4.2. Tip2: get the gene age of different gene type

We provide a tool, gage_diff.py (get gene age of different annotation type), to filter gene age according to user’s needed. Just type the gene type according to the prompt message from the tool. Bellowing is an example

gage_diff.py test.ctl

You can select the following gene type:
1       tRNA
2       rRNA
3       transcribed_pseudogene
4       pseudogene
5       snRNA
6       lncRNA
7       guide_RNA
8       snoRNA
9       protein_coding

Select the gene type listed above: lncRNA

Your output is stored in the outpath that specifies in ctl.

The above example will give the gene age list of lncRNA, which stored in the path specified by ctl file. In the same way, users can also choose the age of protein-coding genes from the annotation results. Noting that the results is filtered by repeat sequences ratio among the total exon length of a gene.

5. Output

The output contains four key columns (Confidence, Branch, Chromosome and GeneMaskRatio) and several supplementary columns. In “Confidence”, CON means the alignment is not detected in sequencing gaps and NCON means the alignment is detected in sequencing gaps, therefore such genes marked by NCON should be considered as unreliable, which means that such genes are deemed as young genes not because it can not be found in out group species, but because of the sequencing quality.

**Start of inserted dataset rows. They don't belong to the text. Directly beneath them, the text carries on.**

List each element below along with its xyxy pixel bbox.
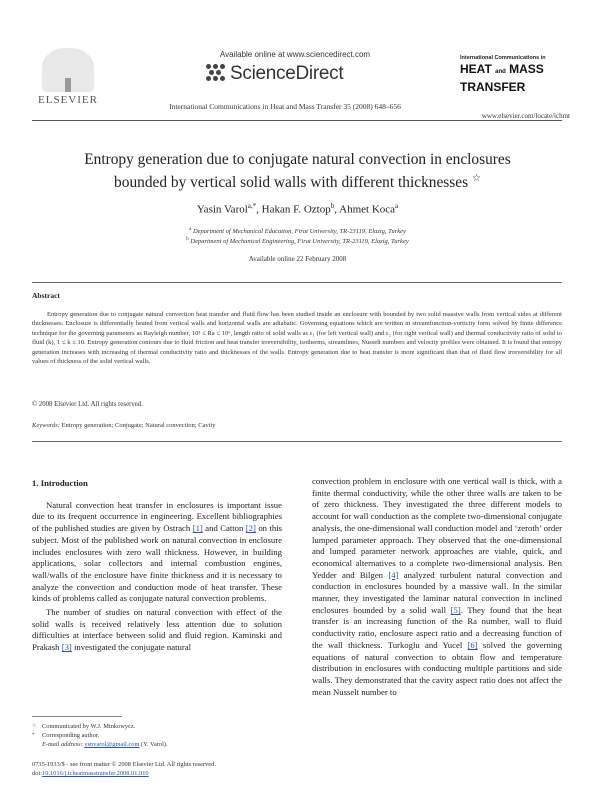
masthead-divider [32,120,562,121]
title-line-1: Entropy generation due to conjugate natural convection in enclosures [84,151,511,168]
keywords-label: Keywords: [32,422,60,429]
affiliation-text: Department of Mechanical Education, Firat University, TR-23119, Elazig, Turkey [192,228,406,236]
journal-cover-and: and [495,69,506,75]
paragraph [32,607,282,654]
reference-link[interactable]: [5] [450,604,461,615]
footnote-communicated [32,722,272,731]
article-title [40,150,555,192]
paragraph-text: analyzed turbulent natural convection and conduction in enclosures bounded by a massive wall. In the similar manner, they investigated the laminar natural convection in inclined enclosures bounded by a solid wall [312,569,563,615]
footnote-text: Communicated by W.J. Minkowycz. [42,723,136,730]
journal-cover-heat: HEAT [460,62,492,76]
author-name[interactable]: Hakan F. Oztop [261,203,331,216]
paragraph-text: Natural convection heat transfer in enclosures is important issue due to its frequent occurrence in engineering. Excellent bibliographies of the published studies are given by Ostrach [32,499,282,534]
author-name[interactable]: Yasin Varol [196,203,248,216]
elsevier-logo [32,48,104,110]
footnote-email [32,740,272,749]
paragraph-text: solved the governing equations of natural convection to obtain flow and temperature distribution in enclosures with conducting multiple partitions and side walls. They demonstrated that the cavity aspect ratio does not affect the mean Nusselt number to [312,639,562,697]
paragraph-text: investigated the conjugate natural [71,642,191,653]
elsevier-tree-icon [42,48,94,92]
section-heading-introduction: 1. Introduction [32,478,88,488]
journal-masthead [0,0,595,136]
journal-cover-mass: MASS [509,62,544,76]
reference-link[interactable]: [2] [245,523,256,534]
affiliation-mark: b [186,237,189,242]
paragraph-text: The number of studies on natural convection with effect of the solid walls is received relatively less attention due to solution difficulties at interface between solid and fluid region. Kaminski and Prakash [32,607,282,653]
journal-citation: International Communications in Heat and Mass Transfer 35 (2008) 648–656 [169,102,401,111]
paragraph [312,476,562,698]
footnote-mark: ☆ [32,724,37,729]
journal-cover-subtitle: International Communications in [460,55,546,61]
abstract-copyright: © 2008 Elsevier Ltd. All rights reserved. [32,401,143,408]
journal-url-link[interactable]: www.elsevier.com/locate/ichmt [481,112,570,120]
author-affiliation-mark: a, [247,202,253,210]
paragraph-text: on this subject. Most of the published work on natural convection in enclosure includes enclosures with zero wall thickness. However, in building applications, solar collectors and internal combustion engines, wall/walls of the enclosure have finite thickness and it is necessary to analyze the convection and conduction mode of heat transfer. These kinds of problems called as conjugate natural convection problems. [32,523,282,604]
title-line-2: bounded by vertical solid walls with different thicknesses [114,174,469,192]
online-date: Available online 22 February 2008 [248,255,347,263]
keywords-list: Entropy generation; Conjugate; Natural convection; Cavity [61,422,216,429]
available-online-text: Available online at www.sciencedirect.com [219,50,371,59]
right-column [312,476,562,700]
doi-link[interactable]: 10.1016/j.icheatmasstransfer.2008.01.010 [41,770,149,777]
sciencedirect-logo [204,60,364,90]
reference-link[interactable]: [1] [192,523,203,534]
journal-cover-logo [460,55,558,107]
keywords [32,422,216,429]
sciencedirect-wordmark: ScienceDirect [230,63,344,84]
email-link[interactable]: ysnvarol@gmail.com [84,741,140,748]
paragraph [32,500,282,605]
affiliation-a [40,227,555,235]
affiliation-mark: a [189,227,192,232]
page-footer [32,760,332,778]
title-footnote-mark[interactable]: ☆ [471,173,481,184]
author-separator: , [256,203,262,216]
left-column [32,478,282,656]
paragraph-text: . They found that the heat transfer is an increasing function of the Ra number, wall to fluid conductivity ratio, enclosure aspect ratio and a decreasing function of the wall thickness. Turkoglu and Yucel [312,604,563,650]
reference-link[interactable]: [6] [467,639,478,650]
abstract-top-divider [32,282,562,283]
email-suffix: (Y. Varol). [139,741,168,748]
journal-cover-transfer: TRANSFER [460,80,526,94]
footnote-corresponding [32,731,272,740]
corresponding-author-mark[interactable]: * [252,202,257,210]
author-list [40,202,555,216]
footnote-divider [32,716,122,717]
author-name[interactable]: Ahmet Koca [339,203,396,216]
reference-link[interactable]: [4] [388,569,399,580]
sciencedirect-dots-icon [204,64,228,84]
doi-label: doi: [32,770,42,777]
author-affiliation-mark: a [395,202,399,210]
doi-line [32,769,332,778]
footnote-text: Corresponding author. [42,732,100,739]
issn-line: 0735-1933/$ - see front matter © 2008 Elsevier Ltd. All rights reserved. [32,761,216,768]
author-separator: , [334,203,340,216]
abstract-text: Entropy generation due to conjugate natural convection heat transfer and fluid flow has been studied inside an enclosure with bounded by two solid massive walls from vertical sides at different thicknesses. Enclosure is differentially heated from vertical walls and horizontal walls are adiabatic. Governing equations which are written in streamfunction-vorticity form solved by finite difference technique for the governing parameters as Rayleigh number, 10³ ≤ Ra ≤ 10⁶, length ratio of solid walls as ε₁ (for left vertical wall) and ε₂ (for right vertical wall) and thermal conductivity ratio of solid to fluid (k), 1 ≤ k ≤ 10. Entropy generation contours due to fluid friction and heat transfer irreversibility, isotherms, streamlines, Nusselt numbers and velocity profiles were obtained. It is found that entropy generation increases with increasing of thermal conductivity ratio and thicknesses of the walls. Entropy generation due to heat transfer is more significant than that of fluid flow irreversibility for all values of thickness of the solid vertical walls. [32,311,562,366]
email-label: E-mail address: [42,741,83,748]
affiliation-text: Department of Mechanical Engineering, Firat University, TR-23119, Elazig, Turkey [190,238,409,246]
affiliation-b [40,237,555,245]
author-affiliation-mark: b [330,202,335,210]
abstract-heading: Abstract [32,291,60,300]
footnotes [32,722,272,749]
paragraph-text: convection problem in enclosure with one vertical wall is thick, with a finite thermal conductivity, while the other three walls are taken to be of zero thickness. They investigated the three different models to account for wall conduction as the complete two-dimensional conjugate analysis, the one-dimensional wall conduction model and ‘zeroth’ order lumped parameter approach. They observed that the one-dimensional and lumped parameter network approaches are viable, quick, and economical alternatives to a complete two-dimensional analysis. Ben Yedder and Bilgen [312,476,562,580]
paragraph-text: and Catton [202,523,246,534]
abstract-bottom-divider [32,441,562,442]
elsevier-wordmark: ELSEVIER [38,94,98,106]
footnote-mark: * [32,733,35,738]
reference-link[interactable]: [3] [61,642,72,653]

6. Some error messages and solutions

Bug fix

References

  1. Zhang YE, Vibranovski MD, Krinsky BH et al. Age-dependent chromosomal distribution of male-biased genes in Drosophila, Genome Res 2010;20:1526-1533.
  2. Shao Y, Chen C, Shen H, et al. GenTree, an integrated resource for analyzing the evolution and function of primate-specific coding genes[J]. Genome research, 2019, 29(4): 682-696.
  3. Fang CC#, Dong C# et al. GageTracker: a tool for dating gene age by micro- and macro-synteny with high speed and accuracy (unpublished article)
  4. Dong C, Zhang L, Xia S, et al. New gene evolution with subcellular expression patterns detected in PacBio-sequenced genomes of Drosophila genus[J]. bioRxiv, 2022: 2022.11. 30.518489.